Why Don’t They Get It? Process Is More Important Than the Companies You Select
publication date: Jan 20, 2015
author/source: Brian Nelson, CFA
Case Study: Apple (AAPL)
July 24, 2013: “We added to our position in Apple. We think the shares are significantly undervalued, and we’re seeing some re-affirming market action following its strong quarterly report… (source).”
The chart of Apple and the philosophical illustration below show how using the Valuentum process helped maximize profits in Apple within the newsletter portfolios. While others were still unsure whether Apple would come to reflect its intrinsic value and sat on the sidelines, a powerful technical breakout gave us all the incremental information we needed on this underpriced idea to add more shares to the Best Ideas portfolio. We also opened a new position in the Dividend Growth portfolio at that time. This particular breakout--when a downtrend is broken through--is incredibly powerful.
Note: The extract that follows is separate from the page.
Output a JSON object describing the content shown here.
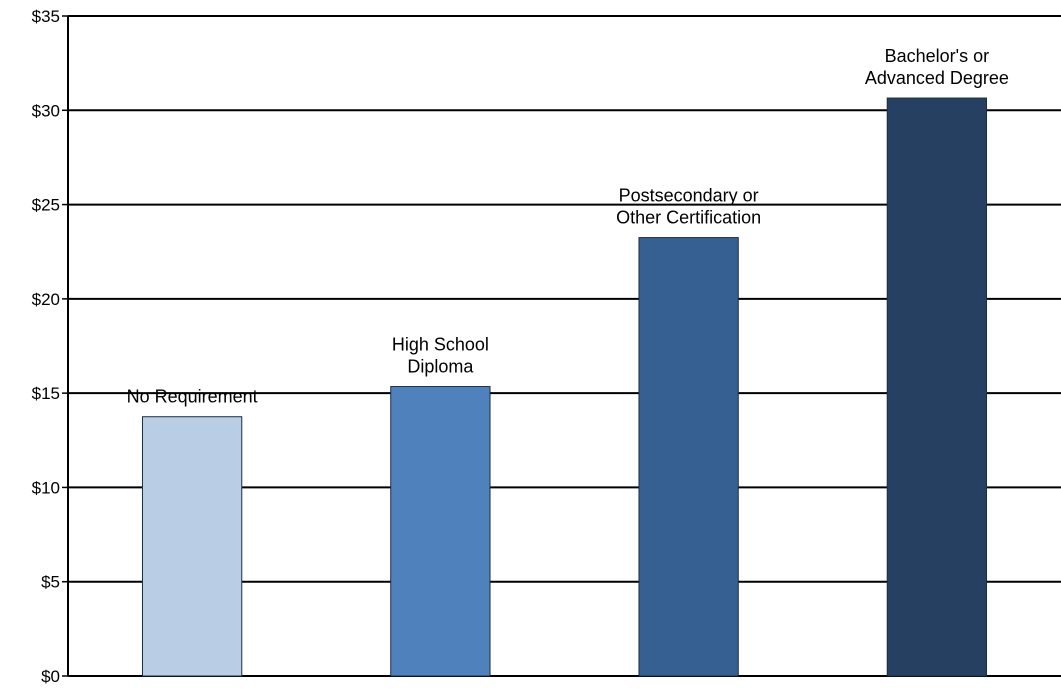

The market, in essence, told us when it was time to buy Apple.
Apple has performed wonderfully since then – a homerun, indeed, and textbook execution of the process. The select few firms that make it to the newsletter portfolios also mean that we have a very high batting average – the number of firms added to the newsletter portfolios that are outperforming the market divided by the total number of firms added. Any firm that has been added to the newsletter portfolios is currently in its stock pricing cycle, which is why we may have firms with lower Valuentum Buying Index ratings in the portfolios. It takes time for the “Valuentum” thesis to play out -- just look at Apple below, for example. It has been ~18 months since the 'consider buying' signal. Fabulous and worth waiting for. Stick to the methodology.